Van Halen Rising. ECW Press. Renoff, Craig. 2015
Why is Van Halen Rising met with so much acclaim? Because it covers the subject in an academic manner and gives the reader precious content previously unavailable anywhere else. Despite their popularity, it’s remarkable how little is known of Van Halen’s early days. In that sense they really are an exception when it comes to Rock and Metal, where the really big bands have been covered and perhaps over-explained over time. It isn’t the case with Van Halen. Little was known of the band’s early-mid ’70s period, until now that is.
It’s rare to find a book that delves into a band the way Van Halen Rising does. It’s a gold veritable mine of information on the band. It’s even rarer when the book is not an official band-approved release. The subtitle “How a Southern California backyard party band saved heavy metal” rings true. The author ensures the reader knows that fact by the end of the book, and judging by history and figures he presents, he’s not wrong. In a period where sales were declining, established bands became softer or went in different musical directions (i.e. Black Sabbath, Led Zeppelin, KISS) and disco was taking over.

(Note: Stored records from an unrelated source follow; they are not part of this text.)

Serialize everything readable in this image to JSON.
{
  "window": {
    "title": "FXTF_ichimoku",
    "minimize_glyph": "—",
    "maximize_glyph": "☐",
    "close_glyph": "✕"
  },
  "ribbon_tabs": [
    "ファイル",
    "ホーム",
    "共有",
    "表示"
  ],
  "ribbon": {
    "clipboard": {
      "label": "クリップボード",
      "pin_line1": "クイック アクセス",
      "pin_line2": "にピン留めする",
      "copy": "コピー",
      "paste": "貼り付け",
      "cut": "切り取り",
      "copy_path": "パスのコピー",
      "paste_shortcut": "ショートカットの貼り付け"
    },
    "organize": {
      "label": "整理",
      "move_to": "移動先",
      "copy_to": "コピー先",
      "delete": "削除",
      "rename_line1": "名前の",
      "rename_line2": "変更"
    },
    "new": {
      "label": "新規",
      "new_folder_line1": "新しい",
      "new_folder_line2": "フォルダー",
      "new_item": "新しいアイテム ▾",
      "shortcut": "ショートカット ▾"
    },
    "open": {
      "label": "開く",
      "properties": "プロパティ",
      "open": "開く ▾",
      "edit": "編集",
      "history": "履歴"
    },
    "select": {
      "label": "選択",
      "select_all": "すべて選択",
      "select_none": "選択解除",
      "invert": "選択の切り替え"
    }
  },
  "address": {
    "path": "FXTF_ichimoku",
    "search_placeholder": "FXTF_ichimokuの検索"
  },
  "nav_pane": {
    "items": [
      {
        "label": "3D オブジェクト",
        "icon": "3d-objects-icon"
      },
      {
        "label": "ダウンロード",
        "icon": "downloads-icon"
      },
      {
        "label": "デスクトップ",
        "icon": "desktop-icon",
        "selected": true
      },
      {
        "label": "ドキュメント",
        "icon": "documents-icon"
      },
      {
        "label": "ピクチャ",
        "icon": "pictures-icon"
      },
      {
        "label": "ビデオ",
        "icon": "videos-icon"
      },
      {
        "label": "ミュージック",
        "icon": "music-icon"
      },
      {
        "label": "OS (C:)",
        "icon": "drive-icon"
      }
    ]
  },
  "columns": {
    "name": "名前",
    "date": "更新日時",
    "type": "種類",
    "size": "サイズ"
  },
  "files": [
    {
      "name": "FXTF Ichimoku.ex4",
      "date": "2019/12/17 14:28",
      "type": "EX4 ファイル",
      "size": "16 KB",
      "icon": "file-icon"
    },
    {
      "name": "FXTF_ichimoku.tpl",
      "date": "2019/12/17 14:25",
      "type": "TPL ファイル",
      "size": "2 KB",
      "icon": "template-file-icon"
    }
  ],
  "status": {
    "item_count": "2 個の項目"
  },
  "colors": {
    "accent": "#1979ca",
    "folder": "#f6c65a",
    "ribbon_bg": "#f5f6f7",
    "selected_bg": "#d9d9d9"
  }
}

To say that record companies did not have much belief in Rock at this point would be a gross understatement. Yet Van Halen managed to give Rock the shot in the arm it needed. To the untrained eye, Van Halen popped out of nowhere and became an instant sensation in 1978. Alas it was a long, slow, steady climb for the band as documented by Van Halen Rising.
It was incredible to read about Van Halen’s story in such detail. The Van Halens and their upbringing, their struggles, moving to America, being trained on instruments, falling in love with rock music and forming their bands… And then some. Knowing the name of the teacher who taught the brothers for instance, that’s going above and beyond.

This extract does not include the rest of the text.